My business coach and mentor Jody Moore is incredible. She's the one that I found out about this model that I now teach you and apply to women with infertility. And she has a new book out called Better Than Happy which I'll link here in the show notes. You can buy it on Amazon or on Audible to listen to. Which is what I always do, I listen to like a book a week because I love listening on Audible. And she is incredible.
I love her, I love what she teaches. And one thing that I love about her is that she's really good in her books specifically, and always of course, but in her book teaching about let's not fight against what the ideal is versus what our reality is. So one of the examples that she gave in her book was that they were running five minutes late.
We would have been able to relax more.
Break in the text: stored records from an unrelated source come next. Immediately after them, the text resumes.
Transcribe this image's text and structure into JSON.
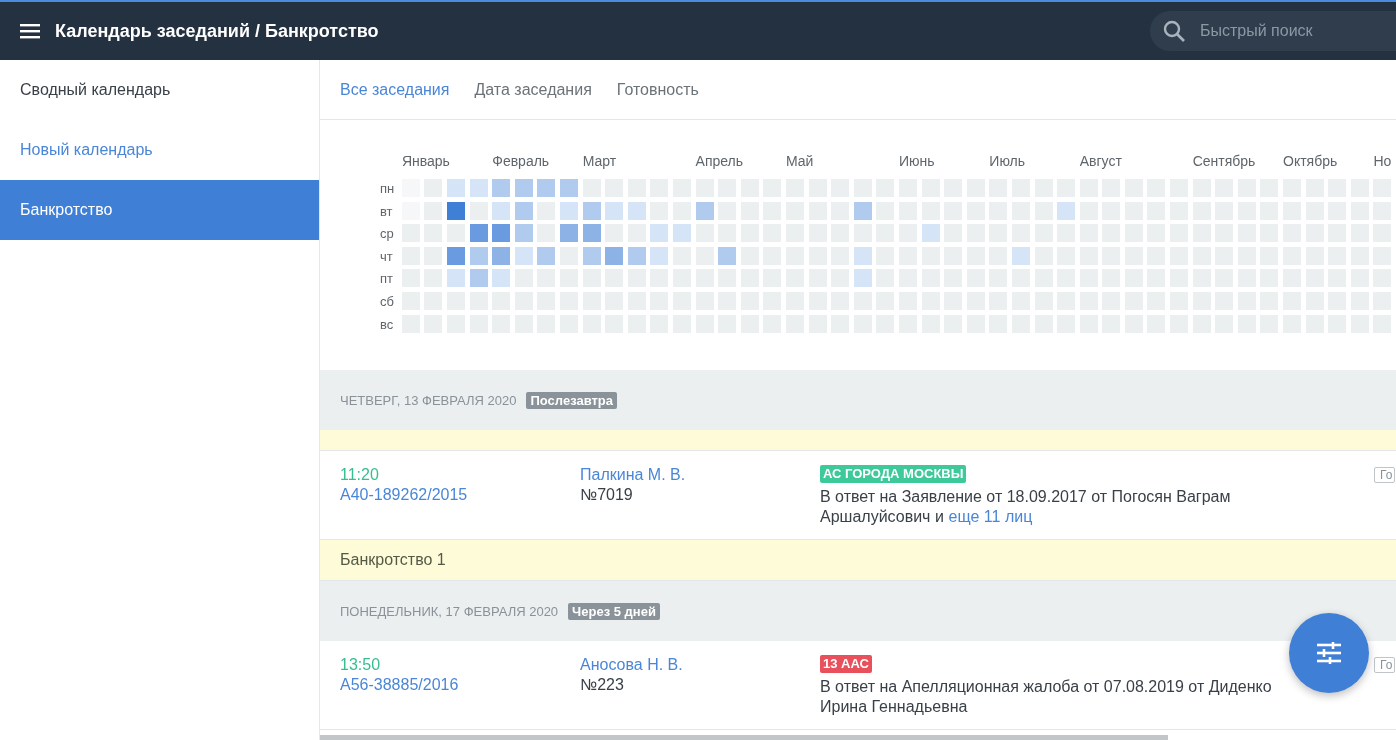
{
  "header": {
    "title": "Календарь заседаний / Банкротство",
    "search": {
      "placeholder": "Быстрый поиск"
    }
  },
  "sidebar": {
    "items": [
      {
        "label": "Сводный календарь",
        "kind": "item",
        "selected": false
      },
      {
        "label": "Новый календарь",
        "kind": "link",
        "selected": false
      },
      {
        "label": "Банкротство",
        "kind": "item",
        "selected": true
      }
    ]
  },
  "tabs": [
    {
      "label": "Все заседания",
      "selected": true
    },
    {
      "label": "Дата заседания",
      "selected": false
    },
    {
      "label": "Готовность",
      "selected": false
    }
  ],
  "heatmap": {
    "days": [
      "пн",
      "вт",
      "ср",
      "чт",
      "пт",
      "сб",
      "вс"
    ],
    "months": [
      {
        "label": "Январь",
        "weeks": [
          [
            {
              "color": "#f5f7f8"
            },
            {
              "color": "#f5f7f8"
            },
            {
              "color": "#ebeff0"
            },
            {
              "color": "#ebeff0"
            },
            {
              "color": "#ebeff0"
            },
            {
              "color": "#ebeff0"
            },
            {
              "color": "#ebeff0"
            }
          ],
          [
            {
              "color": "#ebeff0"
            },
            {
              "color": "#ebeff0"
            },
            {
              "color": "#ebeff0"
            },
            {
              "color": "#ebeff0"
            },
            {
              "color": "#ebeff0"
            },
            {
              "color": "#ebeff0"
            },
            {
              "color": "#ebeff0"
            }
          ],
          [
            {
              "color": "#d6e4f7"
            },
            {
              "color": "#3f7fd6"
            },
            {
              "color": "#ebeff0"
            },
            {
              "color": "#6a9be0"
            },
            {
              "color": "#d6e4f7"
            },
            {
              "color": "#ebeff0"
            },
            {
              "color": "#ebeff0"
            }
          ],
          [
            {
              "color": "#d6e4f7"
            },
            {
              "color": "#ebeff0"
            },
            {
              "color": "#6a9be0"
            },
            {
              "color": "#b0cbee"
            },
            {
              "color": "#b0cbee"
            },
            {
              "color": "#ebeff0"
            },
            {
              "color": "#ebeff0"
            }
          ]
        ]
      },
      {
        "label": "Февраль",
        "weeks": [
          [
            {
              "color": "#b0cbee"
            },
            {
              "color": "#d6e4f7"
            },
            {
              "color": "#6a9be0"
            },
            {
              "color": "#8db3e6"
            },
            {
              "color": "#d6e4f7"
            },
            {
              "color": "#ebeff0"
            },
            {
              "color": "#ebeff0"
            }
          ],
          [
            {
              "color": "#b0cbee"
            },
            {
              "color": "#b0cbee"
            },
            {
              "color": "#b0cbee"
            },
            {
              "color": "#d6e4f7"
            },
            {
              "color": "#ebeff0"
            },
            {
              "color": "#ebeff0"
            },
            {
              "color": "#ebeff0"
            }
          ],
          [
            {
              "color": "#b0cbee"
            },
            {
              "color": "#ebeff0"
            },
            {
              "color": "#ebeff0"
            },
            {
              "color": "#b0cbee"
            },
            {
              "color": "#ebeff0"
            },
            {
              "color": "#ebeff0"
            },
            {
              "color": "#ebeff0"
            }
          ],
          [
            {
              "color": "#b0cbee"
            },
            {
              "color": "#d6e4f7"
            },
            {
              "color": "#8db3e6"
            },
            {
              "color": "#ebeff0"
            },
            {
              "color": "#ebeff0"
            },
            {
              "color": "#ebeff0"
            },
            {
              "color": "#ebeff0"
            }
          ]
        ]
      },
      {
        "label": "Март",
        "weeks": [
          [
            {
              "color": "#ebeff0"
            },
            {
              "color": "#b0cbee"
            },
            {
              "color": "#8db3e6"
            },
            {
              "color": "#b0cbee"
            },
            {
              "color": "#ebeff0"
            },
            {
              "color": "#ebeff0"
            },
            {
              "color": "#ebeff0"
            }
          ],
          [
            {
              "color": "#ebeff0"
            },
            {
              "color": "#d6e4f7"
            },
            {
              "color": "#ebeff0"
            },
            {
              "color": "#8db3e6"
            },
            {
              "color": "#ebeff0"
            },
            {
              "color": "#ebeff0"
            },
            {
              "color": "#ebeff0"
            }
          ],
          [
            {
              "color": "#ebeff0"
            },
            {
              "color": "#d6e4f7"
            },
            {
              "color": "#ebeff0"
            },
            {
              "color": "#b0cbee"
            },
            {
              "color": "#ebeff0"
            },
            {
              "color": "#ebeff0"
            },
            {
              "color": "#ebeff0"
            }
          ],
          [
            {
              "color": "#ebeff0"
            },
            {
              "color": "#ebeff0"
            },
            {
              "color": "#d6e4f7"
            },
            {
              "color": "#d6e4f7"
            },
            {
              "color": "#ebeff0"
            },
            {
              "color": "#ebeff0"
            },
            {
              "color": "#ebeff0"
            }
          ],
          [
            {
              "color": "#ebeff0"
            },
            {
              "color": "#ebeff0"
            },
            {
              "color": "#d6e4f7"
            },
            {
              "color": "#ebeff0"
            },
            {
              "color": "#ebeff0"
            },
            {
              "color": "#ebeff0"
            },
            {
              "color": "#ebeff0"
            }
          ]
        ]
      },
      {
        "label": "Апрель",
        "weeks": [
          [
            {
              "color": "#ebeff0"
            },
            {
              "color": "#b0cbee"
            },
            {
              "color": "#ebeff0"
            },
            {
              "color": "#ebeff0"
            },
            {
              "color": "#ebeff0"
            },
            {
              "color": "#ebeff0"
            },
            {
              "color": "#ebeff0"
            }
          ],
          [
            {
              "color": "#ebeff0"
            },
            {
              "color": "#ebeff0"
            },
            {
              "color": "#ebeff0"
            },
            {
              "color": "#b0cbee"
            },
            {
              "color": "#ebeff0"
            },
            {
              "color": "#ebeff0"
            },
            {
              "color": "#ebeff0"
            }
          ],
          [
            {
              "color": "#ebeff0"
            },
            {
              "color": "#ebeff0"
            },
            {
              "color": "#ebeff0"
            },
            {
              "color": "#ebeff0"
            },
            {
              "color": "#ebeff0"
            },
            {
              "color": "#ebeff0"
            },
            {
              "color": "#ebeff0"
            }
          ],
          [
            {
              "color": "#ebeff0"
            },
            {
              "color": "#ebeff0"
            },
            {
              "color": "#ebeff0"
            },
            {
              "color": "#ebeff0"
            },
            {
              "color": "#ebeff0"
            },
            {
              "color": "#ebeff0"
            },
            {
              "color": "#ebeff0"
            }
          ]
        ]
      },
      {
        "label": "Май",
        "weeks": [
          [
            {
              "color": "#ebeff0"
            },
            {
              "color": "#ebeff0"
            },
            {
              "color": "#ebeff0"
            },
            {
              "color": "#ebeff0"
            },
            {
              "color": "#ebeff0"
            },
            {
              "color": "#ebeff0"
            },
            {
              "color": "#ebeff0"
            }
          ],
          [
            {
              "color": "#ebeff0"
            },
            {
              "color": "#ebeff0"
            },
            {
              "color": "#ebeff0"
            },
            {
              "color": "#ebeff0"
            },
            {
              "color": "#ebeff0"
            },
            {
              "color": "#ebeff0"
            },
            {
              "color": "#ebeff0"
            }
          ],
          [
            {
              "color": "#ebeff0"
            },
            {
              "color": "#ebeff0"
            },
            {
              "color": "#ebeff0"
            },
            {
              "color": "#ebeff0"
            },
            {
              "color": "#ebeff0"
            },
            {
              "color": "#ebeff0"
            },
            {
              "color": "#ebeff0"
            }
          ],
          [
            {
              "color": "#ebeff0"
            },
            {
              "color": "#b0cbee"
            },
            {
              "color": "#ebeff0"
            },
            {
              "color": "#d6e4f7"
            },
            {
              "color": "#d6e4f7"
            },
            {
              "color": "#ebeff0"
            },
            {
              "color": "#ebeff0"
            }
          ],
          [
            {
              "color": "#ebeff0"
            },
            {
              "color": "#ebeff0"
            },
            {
              "color": "#ebeff0"
            },
            {
              "color": "#ebeff0"
            },
            {
              "color": "#ebeff0"
            },
            {
              "color": "#ebeff0"
            },
            {
              "color": "#ebeff0"
            }
          ]
        ]
      },
      {
        "label": "Июнь",
        "weeks": [
          [
            {
              "color": "#ebeff0"
            },
            {
              "color": "#ebeff0"
            },
            {
              "color": "#ebeff0"
            },
            {
              "color": "#ebeff0"
            },
            {
              "color": "#ebeff0"
            },
            {
              "color": "#ebeff0"
            },
            {
              "color": "#ebeff0"
            }
          ],
          [
            {
              "color": "#ebeff0"
            },
            {
              "color": "#ebeff0"
            },
            {
              "color": "#d6e4f7"
            },
            {
              "color": "#ebeff0"
            },
            {
              "color": "#ebeff0"
            },
            {
              "color": "#ebeff0"
            },
            {
              "color": "#ebeff0"
            }
          ],
          [
            {
              "color": "#ebeff0"
            },
            {
              "color": "#ebeff0"
            },
            {
              "color": "#ebeff0"
            },
            {
              "color": "#ebeff0"
            },
            {
              "color": "#ebeff0"
            },
            {
              "color": "#ebeff0"
            },
            {
              "color": "#ebeff0"
            }
          ],
          [
            {
              "color": "#ebeff0"
            },
            {
              "color": "#ebeff0"
            },
            {
              "color": "#ebeff0"
            },
            {
              "color": "#ebeff0"
            },
            {
              "color": "#ebeff0"
            },
            {
              "color": "#ebeff0"
            },
            {
              "color": "#ebeff0"
            }
          ]
        ]
      },
      {
        "label": "Июль",
        "weeks": [
          [
            {
              "color": "#ebeff0"
            },
            {
              "color": "#ebeff0"
            },
            {
              "color": "#ebeff0"
            },
            {
              "color": "#ebeff0"
            },
            {
              "color": "#ebeff0"
            },
            {
              "color": "#ebeff0"
            },
            {
              "color": "#ebeff0"
            }
          ],
          [
            {
              "color": "#ebeff0"
            },
            {
              "color": "#ebeff0"
            },
            {
              "color": "#ebeff0"
            },
            {
              "color": "#d6e4f7"
            },
            {
              "color": "#ebeff0"
            },
            {
              "color": "#ebeff0"
            },
            {
              "color": "#ebeff0"
            }
          ],
          [
            {
              "color": "#ebeff0"
            },
            {
              "color": "#ebeff0"
            },
            {
              "color": "#ebeff0"
            },
            {
              "color": "#ebeff0"
            },
            {
              "color": "#ebeff0"
            },
            {
              "color": "#ebeff0"
            },
            {
              "color": "#ebeff0"
            }
          ],
          [
            {
              "color": "#ebeff0"
            },
            {
              "color": "#d6e4f7"
            },
            {
              "color": "#ebeff0"
            },
            {
              "color": "#ebeff0"
            },
            {
              "color": "#ebeff0"
            },
            {
              "color": "#ebeff0"
            },
            {
              "color": "#ebeff0"
            }
          ]
        ]
      },
      {
        "label": "Август",
        "weeks": [
          [
            {
              "color": "#ebeff0"
            },
            {
              "color": "#ebeff0"
            },
            {
              "color": "#ebeff0"
            },
            {
              "color": "#ebeff0"
            },
            {
              "color": "#ebeff0"
            },
            {
              "color": "#ebeff0"
            },
            {
              "color": "#ebeff0"
            }
          ],
          [
            {
              "color": "#ebeff0"
            },
            {
              "color": "#ebeff0"
            },
            {
              "color": "#ebeff0"
            },
            {
              "color": "#ebeff0"
            },
            {
              "color": "#ebeff0"
            },
            {
              "color": "#ebeff0"
            },
            {
              "color": "#ebeff0"
            }
          ],
          [
            {
              "color": "#ebeff0"
            },
            {
              "color": "#ebeff0"
            },
            {
              "color": "#ebeff0"
            },
            {
              "color": "#ebeff0"
            },
            {
              "color": "#ebeff0"
            },
            {
              "color": "#ebeff0"
            },
            {
              "color": "#ebeff0"
            }
          ],
          [
            {
              "color": "#ebeff0"
            },
            {
              "color": "#ebeff0"
            },
            {
              "color": "#ebeff0"
            },
            {
              "color": "#ebeff0"
            },
            {
              "color": "#ebeff0"
            },
            {
              "color": "#ebeff0"
            },
            {
              "color": "#ebeff0"
            }
          ],
          [
            {
              "color": "#ebeff0"
            },
            {
              "color": "#ebeff0"
            },
            {
              "color": "#ebeff0"
            },
            {
              "color": "#ebeff0"
            },
            {
              "color": "#ebeff0"
            },
            {
              "color": "#ebeff0"
            },
            {
              "color": "#ebeff0"
            }
          ]
        ]
      },
      {
        "label": "Сентябрь",
        "weeks": [
          [
            {
              "color": "#ebeff0"
            },
            {
              "color": "#ebeff0"
            },
            {
              "color": "#ebeff0"
            },
            {
              "color": "#ebeff0"
            },
            {
              "color": "#ebeff0"
            },
            {
              "color": "#ebeff0"
            },
            {
              "color": "#ebeff0"
            }
          ],
          [
            {
              "color": "#ebeff0"
            },
            {
              "color": "#ebeff0"
            },
            {
              "color": "#ebeff0"
            },
            {
              "color": "#ebeff0"
            },
            {
              "color": "#ebeff0"
            },
            {
              "color": "#ebeff0"
            },
            {
              "color": "#ebeff0"
            }
          ],
          [
            {
              "color": "#ebeff0"
            },
            {
              "color": "#ebeff0"
            },
            {
              "color": "#ebeff0"
            },
            {
              "color": "#ebeff0"
            },
            {
              "color": "#ebeff0"
            },
            {
              "color": "#ebeff0"
            },
            {
              "color": "#ebeff0"
            }
          ],
          [
            {
              "color": "#ebeff0"
            },
            {
              "color": "#ebeff0"
            },
            {
              "color": "#ebeff0"
            },
            {
              "color": "#ebeff0"
            },
            {
              "color": "#ebeff0"
            },
            {
              "color": "#ebeff0"
            },
            {
              "color": "#ebeff0"
            }
          ]
        ]
      },
      {
        "label": "Октябрь",
        "weeks": [
          [
            {
              "color": "#ebeff0"
            },
            {
              "color": "#ebeff0"
            },
            {
              "color": "#ebeff0"
            },
            {
              "color": "#ebeff0"
            },
            {
              "color": "#ebeff0"
            },
            {
              "color": "#ebeff0"
            },
            {
              "color": "#ebeff0"
            }
          ],
          [
            {
              "color": "#ebeff0"
            },
            {
              "color": "#ebeff0"
            },
            {
              "color": "#ebeff0"
            },
            {
              "color": "#ebeff0"
            },
            {
              "color": "#ebeff0"
            },
            {
              "color": "#ebeff0"
            },
            {
              "color": "#ebeff0"
            }
          ],
          [
            {
              "color": "#ebeff0"
            },
            {
              "color": "#ebeff0"
            },
            {
              "color": "#ebeff0"
            },
            {
              "color": "#ebeff0"
            },
            {
              "color": "#ebeff0"
            },
            {
              "color": "#ebeff0"
            },
            {
              "color": "#ebeff0"
            }
          ],
          [
            {
              "color": "#ebeff0"
            },
            {
              "color": "#ebeff0"
            },
            {
              "color": "#ebeff0"
            },
            {
              "color": "#ebeff0"
            },
            {
              "color": "#ebeff0"
            },
            {
              "color": "#ebeff0"
            },
            {
              "color": "#ebeff0"
            }
          ]
        ]
      },
      {
        "label": "Но",
        "weeks": [
          [
            {
              "color": "#ebeff0"
            },
            {
              "color": "#ebeff0"
            },
            {
              "color": "#ebeff0"
            },
            {
              "color": "#ebeff0"
            },
            {
              "color": "#ebeff0"
            },
            {
              "color": "#ebeff0"
            },
            {
              "color": "#ebeff0"
            }
          ]
        ]
      }
    ]
  },
  "agenda": [
    {
      "kind": "date",
      "date": "ЧЕТВЕРГ, 13 ФЕВРАЛЯ 2020",
      "badge": "Послезавтра"
    },
    {
      "kind": "strip"
    },
    {
      "kind": "session",
      "time": "11:20",
      "case": "А40-189262/2015",
      "judge": "Палкина М. В.",
      "number": "№7019",
      "court": {
        "label": "АС ГОРОДА МОСКВЫ",
        "color": "#3ec99a"
      },
      "text": "В ответ на Заявление от 18.09.2017 от Погосян Ваграм Аршалуйсович и",
      "link": "еще 11 лиц",
      "status": "Го"
    },
    {
      "kind": "group",
      "label": "Банкротство 1"
    },
    {
      "kind": "date",
      "date": "ПОНЕДЕЛЬНИК, 17 ФЕВРАЛЯ 2020",
      "badge": "Через 5 дней"
    },
    {
      "kind": "session",
      "time": "13:50",
      "case": "А56-38885/2016",
      "judge": "Аносова Н. В.",
      "number": "№223",
      "court": {
        "label": "13 ААС",
        "color": "#e8505b"
      },
      "text": "В ответ на Апелляционная жалоба от 07.08.2019 от Диденко Ирина Геннадьевна",
      "status": "Го"
    }
  ]
}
We would have been able to just enjoy the circumstances more. But the reality is, is that we are five minutes late. It is what it is and I'm going to do what I can with this situation, and relax and just enjoy the moment. Which is not changing anything. We're still in the present moment. We still can't go back in time to change things that we would have liked to do differently. But we are making ourselves miserable.
And so I love that idea that genuinely and truly, you compound those negative feelings when you're not accepting the current reality that you're in. So successful women don't fight against the ideal situation, they live in the present moment and are present with what the circumstances currently are. And understand that you can make decisions differently in the future based on what you've learned, and I think that's healthy.
But understand that replaying the situation over and over again in your head about what you would have done differently and wish you could have done. And we've all done it, I've done it countless times. But in being able to acknowledge that, then we can just feel those frustrating emotions, move through and be in the present moment and decide to be calm and peaceful in the current circumstances that we're in.
Another thing that successful women do consistently is that they are curious about their unwanted thoughts and behaviors, instead of being judgmental about them. So for example, with me, it's been hard for my brain a little bit not to look back on that situation and think what would I have done differently?